Modelling Pre-fatigue, Low-velocity Impact and Fatigue behaviours of Composite Helicopter Tail Structures under Multipoint Coordinated Loading Spectrum

TL;DR

This study develops and validates advanced numerical models to analyze pre-fatigue, impact, and fatigue damage in composite helicopter tail structures under complex loading, enhancing predictive accuracy and computational efficiency.

Contribution

It introduces novel damage models and a comprehensive analysis algorithm for full-scale helicopter tail structures, integrating global-local FE modeling with damage transfer strategies.

Findings

Numerical predictions align well with experimental data.

The models effectively predict impact damage and fatigue behavior.
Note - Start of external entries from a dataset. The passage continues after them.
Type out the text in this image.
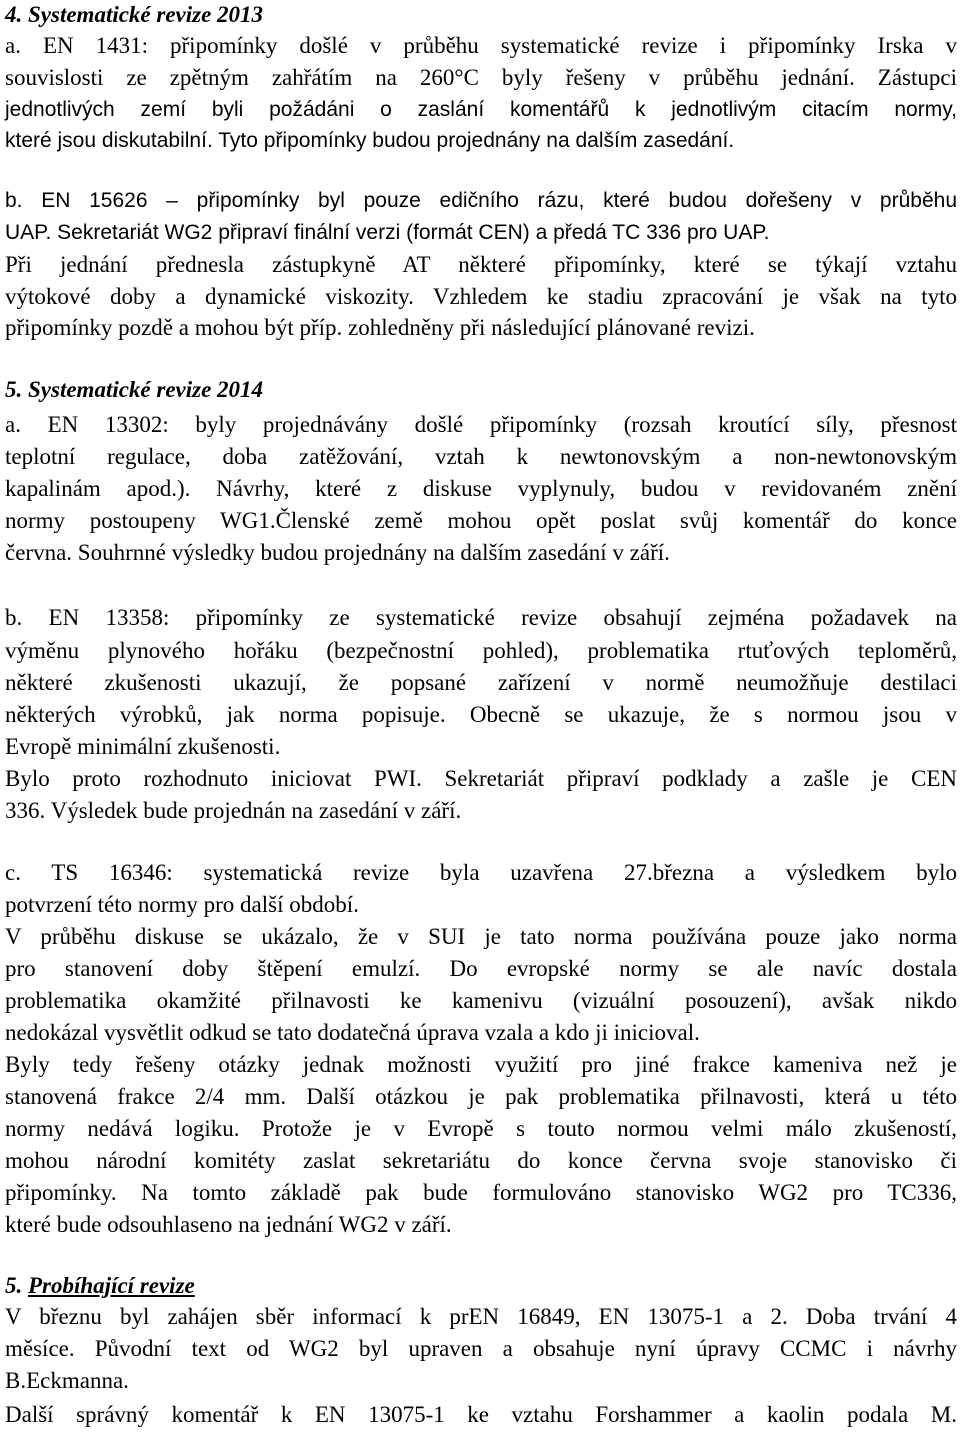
4. Systematické revize 2013
a. EN 1431: připomínky došlé v průběhu systematické revize i připomínky Irska v
souvislosti ze zpětným zahřátím na 260°C byly řešeny v průběhu jednání. Zástupci
jednotlivých zemí byli požádáni o zaslání komentářů k jednotlivým citacím normy,
které jsou diskutabilní. Tyto připomínky budou projednány na dalším zasedání.
b. EN 15626 – připomínky byl pouze edičního rázu, které budou dořešeny v průběhu
UAP. Sekretariát WG2 připraví finální verzi (formát CEN) a předá TC 336 pro UAP.
Při jednání přednesla zástupkyně AT některé připomínky, které se týkají vztahu
výtokové doby a dynamické viskozity. Vzhledem ke stadiu zpracování je však na tyto
připomínky pozdě a mohou být příp. zohledněny při následující plánované revizi.
5. Systematické revize 2014
a. EN 13302: byly projednávány došlé připomínky (rozsah kroutící síly, přesnost
teplotní regulace, doba zatěžování, vztah k newtonovským a non-newtonovským
kapalinám apod.). Návrhy, které z diskuse vyplynuly, budou v revidovaném znění
normy postoupeny WG1.Členské země mohou opět poslat svůj komentář do konce
června. Souhrnné výsledky budou projednány na dalším zasedání v září.
b. EN 13358: připomínky ze systematické revize obsahují zejména požadavek na
výměnu plynového hořáku (bezpečnostní pohled), problematika rtuťových teploměrů,
některé zkušenosti ukazují, že popsané zařízení v normě neumožňuje destilaci
některých výrobků, jak norma popisuje. Obecně se ukazuje, že s normou jsou v
Evropě minimální zkušenosti.
Bylo proto rozhodnuto iniciovat PWI. Sekretariát připraví podklady a zašle je CEN
336. Výsledek bude projednán na zasedání v září.
c. TS 16346: systematická revize byla uzavřena 27.března a výsledkem bylo
potvrzení této normy pro další období.
V průběhu diskuse se ukázalo, že v SUI je tato norma používána pouze jako norma
pro stanovení doby štěpení emulzí. Do evropské normy se ale navíc dostala
problematika okamžité přilnavosti ke kamenivu (vizuální posouzení), avšak nikdo
nedokázal vysvětlit odkud se tato dodatečná úprava vzala a kdo ji inicioval.
Byly tedy řešeny otázky jednak možnosti využití pro jiné frakce kameniva než je
stanovená frakce 2/4 mm. Další otázkou je pak problematika přilnavosti, která u této
normy nedává logiku. Protože je v Evropě s touto normou velmi málo zkušeností,
mohou národní komitéty zaslat sekretariátu do konce června svoje stanovisko či
připomínky. Na tomto základě pak bude formulováno stanovisko WG2 pro TC336,
které bude odsouhlaseno na jednání WG2 v září.
5. Probíhající revize
V březnu byl zahájen sběr informací k prEN 16849, EN 13075-1 a 2. Doba trvání 4
měsíce. Původní text od WG2 byl upraven a obsahuje nyní úpravy CCMC i návrhy
B.Eckmanna.
Další správný komentář k EN 13075-1 ke vztahu Forshammer a kaolin podala M.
The approach improves analysis efficiency for complex composite structures.

Abstract

This paper aims to numerically study the pre-fatigue, low-velocity impact (LVI) and fatigue progressive damage behaviours of a full-scale composite helicopter tail structure under multipoint coordinated loading spectrum. First, a fatigue progressive damage model (PDM) incorporating multiaxial fatigue residual strength degradation rule, fatigue failure criteria based on fatigue residual strength concept and sudden stiffness degradation rule was proposed. Then, an LVI progressive damage model for plain-weave (PW) and unidirectional (UD) composites was developed. Moreover, a full-process analysis algorithm with a reasonable damage transfer strategy for pre-fatigue, LVI and fatigue progressive damage analysis was proposed. Finally, a highly computational efficient and accurate full-scale global-local finite element (FE) model of helicopter tail structure was built to predict strain distribution under two flight working conditions, to predict LVI damage under impact loading, and to assess fatigue damage behaviours under multipoint coordinated loading spectrum. The numerical predictions agree well with test results from this work and literature data, indicating that the developed pre-fatigue, LVI, fatigue PDMs and algorithms, as well as the global-local FE modelling based on shell-to-solid coupling, can effectively analyse the impact damage tolerance of full-scale aircraft structures.